# Minimum Data Points Constituting a Trend Is 3?

Recently a client sent me an email asking the same question about data analysis in two different ways. The first question asked, “How many of the same situation need to occur before it is considered a trend?” The second question asked, “How many nonconformities can occur before a CAPA should be opened?” This question can be asked a hundred different ways, but it’s the wrong question.

## Minimum Data Points for Variable Data

In the graph above we have variable data rather than attribute data. When you have variable data, the answer regarding the number of minimum data points is always a quantitative answer that is objective rather than subjective. Typically the new data point lies outside of the upper or lower specification for the element being measured (i.e., >6.6 or <6.1 in the graph above). Even if the new data point remains within specifications, a CAPA may still be issued if the new data indicates that there has been a shift in the normal distribution of data.

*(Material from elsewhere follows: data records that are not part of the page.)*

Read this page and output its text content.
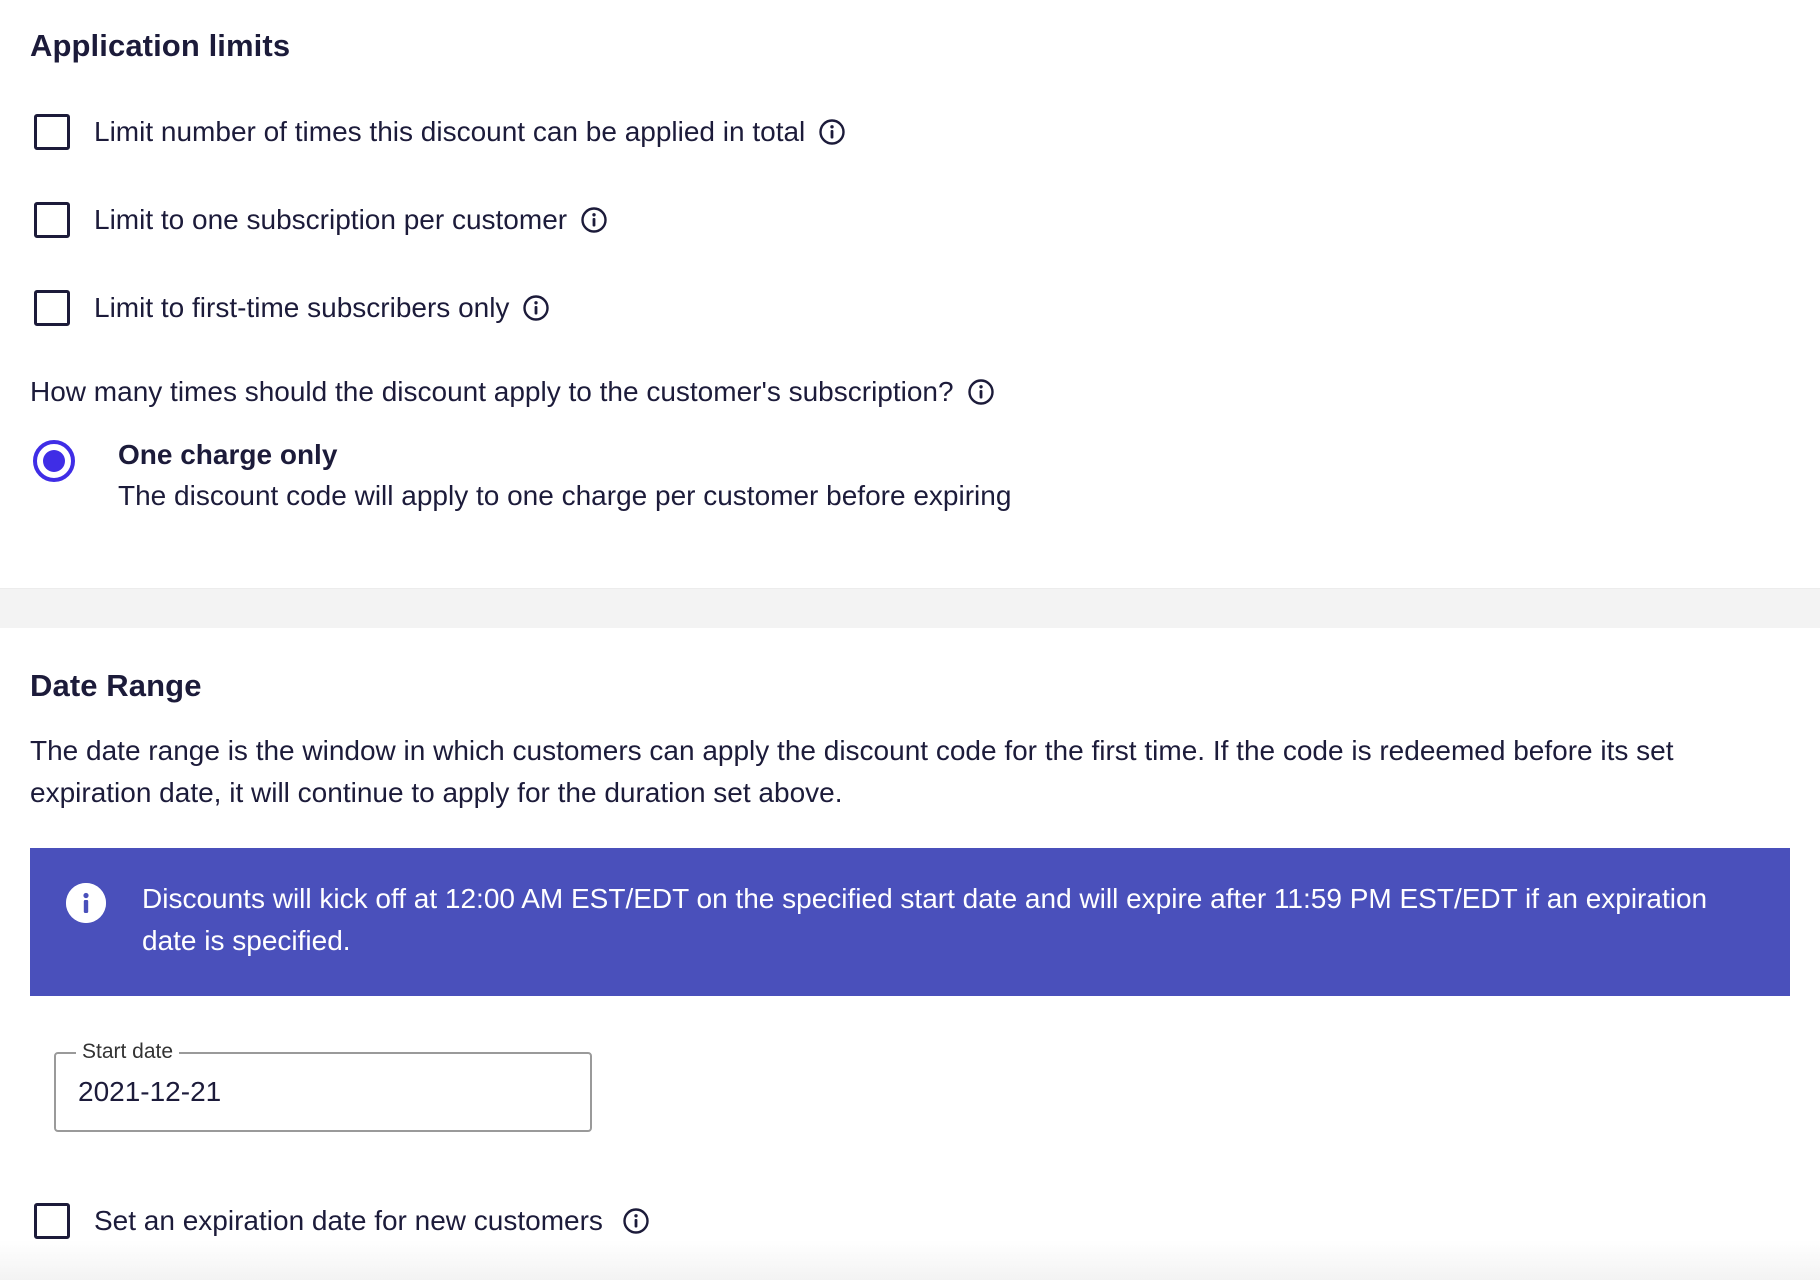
Application limits
Limit number of times this discount can be applied in total
Limit to one subscription per customer
Limit to first-time subscribers only
How many times should the discount apply to the customer's subscription?
One charge only
The discount code will apply to one charge per customer before expiring
Date Range
The date range is the window in which customers can apply the discount code for the first time. If the code is redeemed before its set expiration date, it will continue to apply for the duration set above.
Discounts will kick off at 12:00 AM EST/EDT on the specified start date and will expire after 11:59 PM EST/EDT if an expiration date is specified.
Start date
2021-12-21
Set an expiration date for new customers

In our graph above, on March 13 the newest data point was 6.37. Although this value is within specifications, in fact close to the center of the range, this value represented a shift in the trend that exceeded the normal distribution of data observed for the previous 12 days of the month.  The mean for the first 12 days was 6.54 and the standard deviation was 0.0250. Many people establish alert limits that equal mean +/- 2x standard deviation (i.e., 6.59 and 6.49) and the action limit is often set equal to the mean +/- 3x standard deviation (i.e., 6.62 and 6.47). Therefore, a value of 6.37 is well outside the normal distribution for the first 12 days of the month–but not outside specifications.

The shift in data values for this graph indicates a shift, but the process was capable of remaining within specifications before the shift and process capability actually appears to be slightly better after the shift. In this case, there is no need for a CAPA but if the reason for the shift is unknown an investigation would be recommended. However, if different lower specification were chosen (e.g., 6.4) then the new data point on March 13 would be outside the specification and product would be identified as nonconforming.

## Nonconforming results should always trigger in an investigation?

If the process was validated and the mean +/- 2x standard deviations remains within the specifications, then greater than 95% of the product should be conforming. If the the mean +/- 3x standard deviations remains within the specifications, then greater than 99.5% of the product should be conforming. Therefore, based upon the data from the first 12 days of March any data points that are lower than 6.47 should be very rare unless there is a process shift.

An investigation of the data point on March 13 should result in a CAPA unless the outlying data can be explained and a new trend with a lower mean is expected. If the new data point cannot be explained, then only one new data point is needed and the data does not even need to be nonconforming. If no actions are taken the drop in the measured value could continue and nonconforming product could result, while any action taken on March 13 is a preventive action.

## Minimum Data Points for Attribute Data

In the case of the first question, the negative customer situation that is reported to a company may be an attribute rather than variable data. For example, “customer unsubscribed” after an email blast went out is a negative customer situation. If you know the % of customers that unsubscribed when email blasts go out, then you have variable data. If you only know that one person unsubscribed, then you only have an attribute (i.e., unsubscribed instead of continued subscription). The first time an unsubscription occurs, you should do an investigation to see if there is an issue other than frequent email blasts that exceed a customer’s expectations in frequency. The action taken could be to establish an alert and action limit for unsubscribed emails based upon industry norms or the % calculated from the first event.

What are the right questions?

Instead of asking how many minimum data points are needed to initiate a CAPA, we should make sure we are measuring the right variables. The % of unsubscribed is a valuable variable data point, but knowing that one person unsubscribed without knowing how many people received that email blast is not nearly as helpful in making future decisions. Another question is to ask, “Why did the person unsubscribe?” If the reason is unknown, you may want to contact the former subscriber and ask them–but probably not by email. If you have a theory why people are unsubscribing you can also perform an experiment to test your hypothesis. If you think the cause is that emails are being sent too frequently, then you can split your list and send the same emails to two halves of a list at different frequencies. If you are correct, then the list that has more frequent emails should also have a higher % of unsubscribers. This type of design of experiment (DOE) is one of the root cause investigation tools I recommend in my Risk-Based CAPA webinar.

Recommendations for Trend Analysis

Whenever you establish a new metric or quality objective, you should also establish a limit for when you intend to investigate and when you intend to take preventive or corrective actions. If you simply start measuring a variable or attribute, you may have difficulty recommending actions to management during your next management review and explaining why actions were not taken during an FDA inspection or an audit.